Kapitalizmde egemen sınıf olan burjuvazinin düşünceleri egemen düşüncelerdir. Devrimciler de, burjuva-feodal ideolojinin hakim olduğu topluluklar içerisinde doğmakta-büyümektedir. Yaşam tarzları, davranışları “bilinç dışı” bir şekilde bu ideoloji içerinde şekillenmektedir. Bu şekillenme sahip olunan özelliklerin “normal” karşılanmasını, sorgulanmamasını getirir. Burjuva ideolojisi; bireyciliği, bedensel ve zihinsel konformizmi, tüketimi, rekabeti, gündelik algı-sağduyuyu bilimsel bilgi yerine yerleştirmeyi devamlı üretmektedir. Sayfalarca arttırılabilecek bu özelliklerin her birinin yarattığı kişilikler, davranışlar, ele alışlar söz konusu olmaktadır.

Devrimciler olarak burjuva-feodal ideoloji içerisinde büyümüş ve şekillenmişken çok farklı nedenlerle, bu sistemi reddettiğimiz için örgütsel olarak KP saflarına geliyoruz. KP saflarına gelmek, yeni varoluş koşullarına gelmek demektir. Bu basit bir “mekan” farklılığı, basit bir değişiklik değildir. Varoluş koşulları, sosyal yaşam biçimleri açısından niteliksel bir değişimden bahsediyoruz. Bu değişime uygun yeni ilişkilenmelerin, yeni temsillerin, yeni davranış-yaşam biçimlerinin olması gereklidir. Sorunlar tam da bu değişimin, kopuşun zorunluluğunun kavranamamasında ve değişimlerin yaratılamamasında ortaya çıkmaktadır. Mekânsal değişim, yani örgütsel dahiliyet sistemden kopuş açısından önemli bir adımken, ideolojik değişim açısından yani varoluş koşullarıyla yeni ilişkilenmeler açısından çok farklı nitelikte bir çaba yani pratik yaşamın yanında ideolojik eğitim de gereklidir.

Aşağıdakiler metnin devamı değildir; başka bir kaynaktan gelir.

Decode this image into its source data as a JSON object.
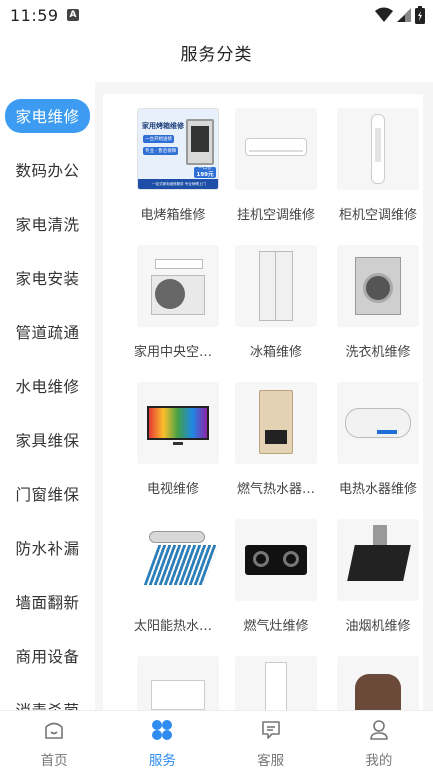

Bu yapılmadığında, kişilerin reddettiklerini söyledikleri sistemin özelliklerini kolektife, yoldaşlarına dayatmalarına ve hatta gereken mücadele verilmezse kolektifi ele geçirmelerine yol açabilmektedir.

Devrimcilikte karar kılmak demek söylemsel olarak bile olsa kapitalizmi ve onun yarattığı kişiliği, yaşam tarzını, alışkanlıkları reddetmek demektir. Reddetmek, sadece ilk adımdır. Bu ilk adım, reddedilen sistemi maddi-manevi tüm kurumlarıyla yıkma ve yerine sosyalizmi inşa etme pratikleriyle devam ederse devrimcilik anlamını tamamen bulur. Elbette ki bahsi geçen bu niteliksel değişim, başta kapitalist sistemin ve ideolojisinin etrafımızı çepeçevre sarması nedeniyle kolay değildir. Ayrıca hem bizim sistemin araç ve kurumlarına saldırımız hem de sistemin tüm güvenlik güçlerinin saldırısı ve baskısı altında şekillenmekten bahsediyoruz.

Bu yeni varoluş koşullarına uyumun, sadece değişimin güçlü bir şekilde arzulanmasıyla sağlanamayacağı iradi bir çaba, disiplin ve eleştiri-özeleştiri ile gerçekleştirilebileceği görülmelidir. Kolektif saflarına girilmiş olunsa dahi bedensel ve zihinsel konformizmin etkisiyle bireylerin çoğu zaman zorlandıkları konularda bilinene, alışılmışa sığınmaya eğilimli olduklarını biliyoruz. “Ben buyum”a sığınmanın kolaylığı, çoğu zaman değişim için gerekli zorlanmalarda çekici gelmektedir.